Refettorio
Il refettorio è l'angolo della cucina o del sotto-campo dedicato
alla fratellanza: è il luogo dove la squadriglia si riunisce per
mangiare, discutere e vivere i momenti di "consiglio". Come si
costruisce? Le basi: Costruisci due treppiedi a una distanza di
circa 2 metri. I correnti: Unisci i due treppiedi con dei pali
lunghi. Due correnti andranno in alto per sostenere il tavolo. Due
correnti andranno sulle sporgenze laterali per formare le sedute
delle panche. Il piano del tavolo e delle panche: Sopra i correnti
orizzontali, fissa una serie di pali più sottili e lisci, messi uno
accanto all'altro. Usa la legatura di giunzione o dei semplici giri
di cordino per tenerli fermi, o posaci una tavola sopra. A cosa
serve?
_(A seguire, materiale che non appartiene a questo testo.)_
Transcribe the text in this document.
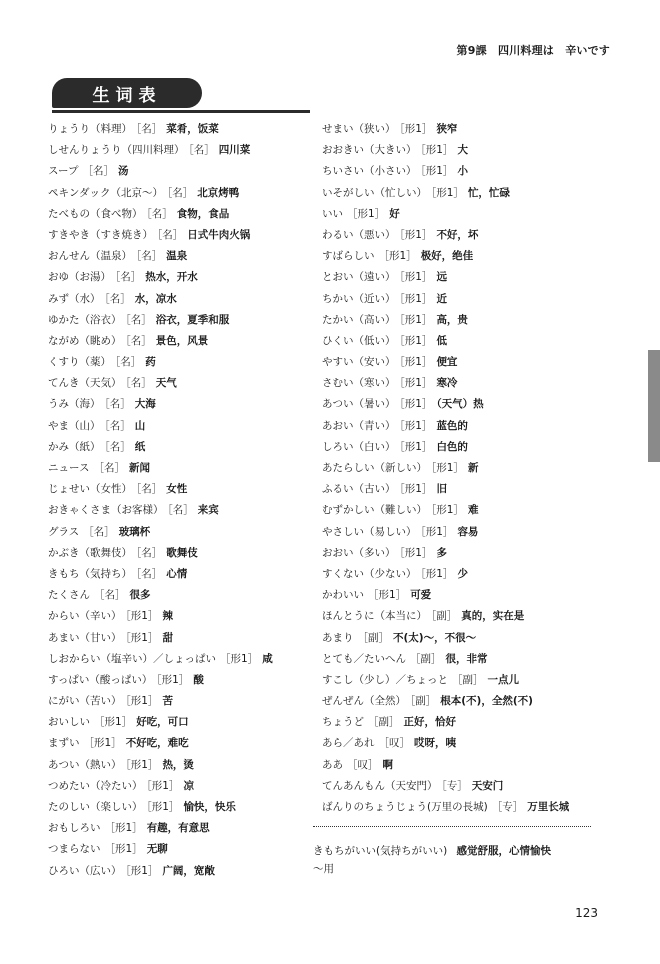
第9課　四川料理は　辛いです
生词表
りょうり（料理） ［名］ 菜肴，饭菜
しせんりょうり（四川料理） ［名］ 四川菜
スープ ［名］ 汤
ペキンダック（北京～） ［名］ 北京烤鸭
たべもの（食べ物） ［名］ 食物，食品
すきやき（すき焼き） ［名］ 日式牛肉火锅
おんせん（温泉） ［名］ 温泉
おゆ（お湯） ［名］ 热水，开水
みず（水） ［名］ 水，凉水
ゆかた（浴衣） ［名］ 浴衣，夏季和服
ながめ（眺め） ［名］ 景色，风景
くすり（薬） ［名］ 药
てんき（天気） ［名］ 天气
うみ（海） ［名］ 大海
やま（山） ［名］ 山
かみ（紙） ［名］ 纸
ニュース ［名］ 新闻
じょせい（女性） ［名］ 女性
おきゃくさま（お客様） ［名］ 来宾
グラス ［名］ 玻璃杯
かぶき（歌舞伎） ［名］ 歌舞伎
きもち（気持ち） ［名］ 心情
たくさん ［名］ 很多
からい（辛い） ［形1］ 辣
あまい（甘い） ［形1］ 甜
しおからい（塩辛い）／しょっぱい ［形1］ 咸
すっぱい（酸っぱい） ［形1］ 酸
にがい（苦い） ［形1］ 苦
おいしい ［形1］ 好吃，可口
まずい ［形1］ 不好吃，难吃
あつい（熱い） ［形1］ 热，烫
つめたい（冷たい） ［形1］ 凉
たのしい（楽しい） ［形1］ 愉快，快乐
おもしろい ［形1］ 有趣，有意思
つまらない ［形1］ 无聊
ひろい（広い） ［形1］ 广阔，宽敞
せまい（狭い） ［形1］ 狭窄
おおきい（大きい） ［形1］ 大
ちいさい（小さい） ［形1］ 小
いそがしい（忙しい） ［形1］ 忙，忙碌
いい ［形1］ 好
わるい（悪い） ［形1］ 不好，坏
すばらしい ［形1］ 极好，绝佳
とおい（遠い） ［形1］ 远
ちかい（近い） ［形1］ 近
たかい（高い） ［形1］ 高，贵
ひくい（低い） ［形1］ 低
やすい（安い） ［形1］ 便宜
さむい（寒い） ［形1］ 寒冷
あつい（暑い） ［形1］ （天气）热
あおい（青い） ［形1］ 蓝色的
しろい（白い） ［形1］ 白色的
あたらしい（新しい） ［形1］ 新
ふるい（古い） ［形1］ 旧
むずかしい（難しい） ［形1］ 难
やさしい（易しい） ［形1］ 容易
おおい（多い） ［形1］ 多
すくない（少ない） ［形1］ 少
かわいい ［形1］ 可爱
ほんとうに（本当に） ［副］ 真的，实在是
あまり ［副］ 不(太)～，不很～
とても／たいへん ［副］ 很，非常
すこし（少し）／ちょっと ［副］ 一点儿
ぜんぜん（全然） ［副］ 根本(不)，全然(不)
ちょうど ［副］ 正好，恰好
あら／あれ ［叹］ 哎呀，咦
ああ ［叹］ 啊
てんあんもん（天安門） ［专］ 天安门
ばんりのちょうじょう(万里の長城) ［专］ 万里长城
きもちがいい(気持ちがいい) 感觉舒服，心情愉快
～用
123
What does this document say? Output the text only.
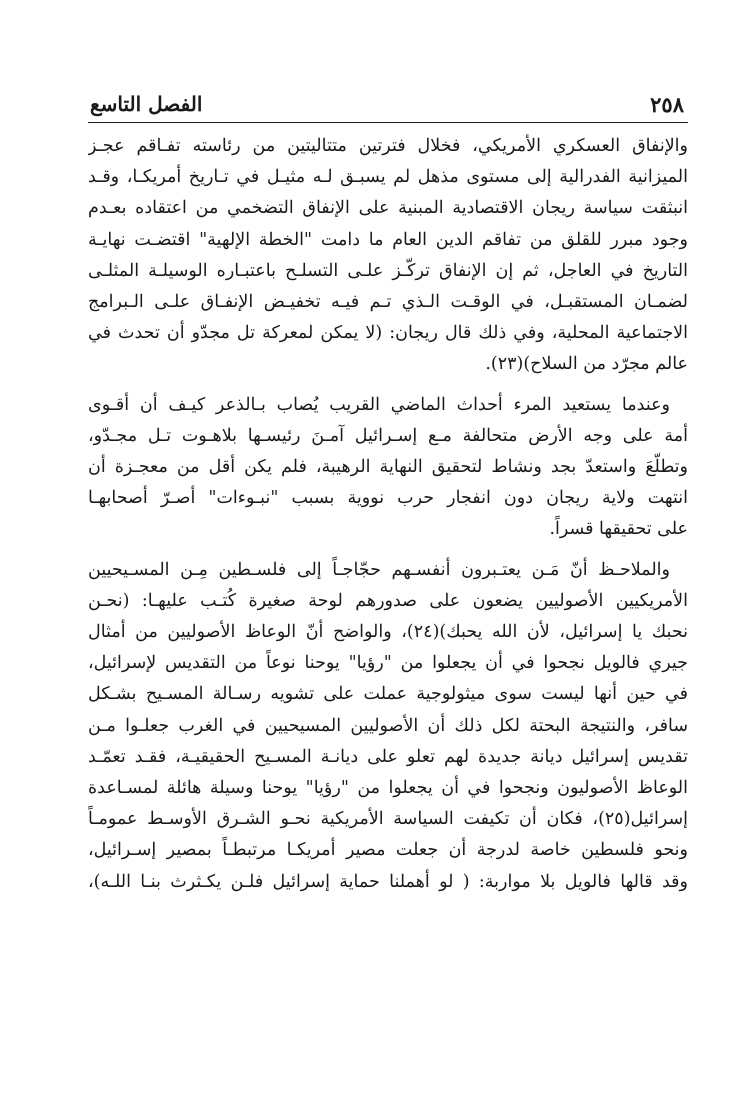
٢٥٨
الفصل التاسع

والإنفاق العسكري الأمريكي، فخلال فترتين متتاليتين من رئاسته تفـاقم عجـز

الميزانية الفدرالية إلى مستوى مذهل لم يسبـق لـه مثيـل في تـاريخ أمريكـا، وقـد

انبثقت سياسة ريجان الاقتصادية المبنية على الإنفاق التضخمي من اعتقاده بعـدم

وجود مبرر للقلق من تفاقم الدين العام ما دامت "الخطة الإلهية" اقتضـت نهايـة

التاريخ في العاجل، ثم إن الإنفاق تركّـز علـى التسلـح باعتبـاره الوسيلـة المثلـى

لضمـان المستقبـل، في الوقـت الـذي تـم فيـه تخفيـض الإنفـاق علـى الـبرامج

الاجتماعية المحلية، وفي ذلك قال ريجان: (لا يمكن لمعركة تل مجدّو أن تحدث في

عالم مجرّد من السلاح)(٢٣).

وعندما يستعيد المرء أحداث الماضي القريب يُصاب بـالذعر كيـف أن أقـوى

أمة على وجه الأرض متحالفة مـع إسـرائيل آمـنَ رئيسـها بلاهـوت تـل مجـدّو،

وتطلّعَ واستعدّ بجد ونشاط لتحقيق النهاية الرهيبة، فلم يكن أقل من معجـزة أن

انتهت ولاية ريجان دون انفجار حرب نووية بسبب "نبـوءات" أصـرّ أصحابهـا

على تحقيقها قسراً.

والملاحـظ أنّ مَـن يعتـبرون أنفسـهم حجّاجـاً إلى فلسـطين مِـن المسـيحيين

الأمريكيين الأصوليين يضعون على صدورهم لوحة صغيرة كُتـب عليهـا: (نحـن

نحبك يا إسرائيل، لأن الله يحبك)(٢٤)، والواضح أنّ الوعاظ الأصوليين من أمثال

جيري فالويل نجحوا في أن يجعلوا من "رؤيا" يوحنا نوعاً من التقديس لإسرائيل،

في حين أنها ليست سوى ميثولوجية عملت على تشويه رسـالة المسـيح بشـكل

سافر، والنتيجة البحتة لكل ذلك أن الأصوليين المسيحيين في الغرب جعلـوا مـن

تقديس إسرائيل ديانة جديدة لهم تعلو على ديانـة المسـيح الحقيقيـة، فقـد تعمّـد

الوعاظ الأصوليون ونجحوا في أن يجعلوا من "رؤيا" يوحنا وسيلة هائلة لمسـاعدة

إسرائيل(٢٥)، فكان أن تكيفت السياسة الأمريكية نحـو الشـرق الأوسـط عمومـاً

ونحو فلسطين خاصة لدرجة أن جعلت مصير أمريكـا مرتبطـاً بمصير إسـرائيل،

وقد قالها فالويل بلا مواربة: ( لو أهملنا حماية إسرائيل فلـن يكـثرث بنـا اللـه)،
Oltre all'ovvia funzione di piano d'appoggio per i pasti, il
refettorio serve a: Ordine e igiene: Mangiare seduti a tavola evita
di rovesciare cibo a terra e permette di tenere le gavette pulite.
Comodità: Dopo una giornata di cammino o di lavori pesanti, avere un
posto dove sedersi comodamente è fondamentale per il morale. Centro
decisionale: È il luogo dove si tengono i "Consigli di Squadriglia"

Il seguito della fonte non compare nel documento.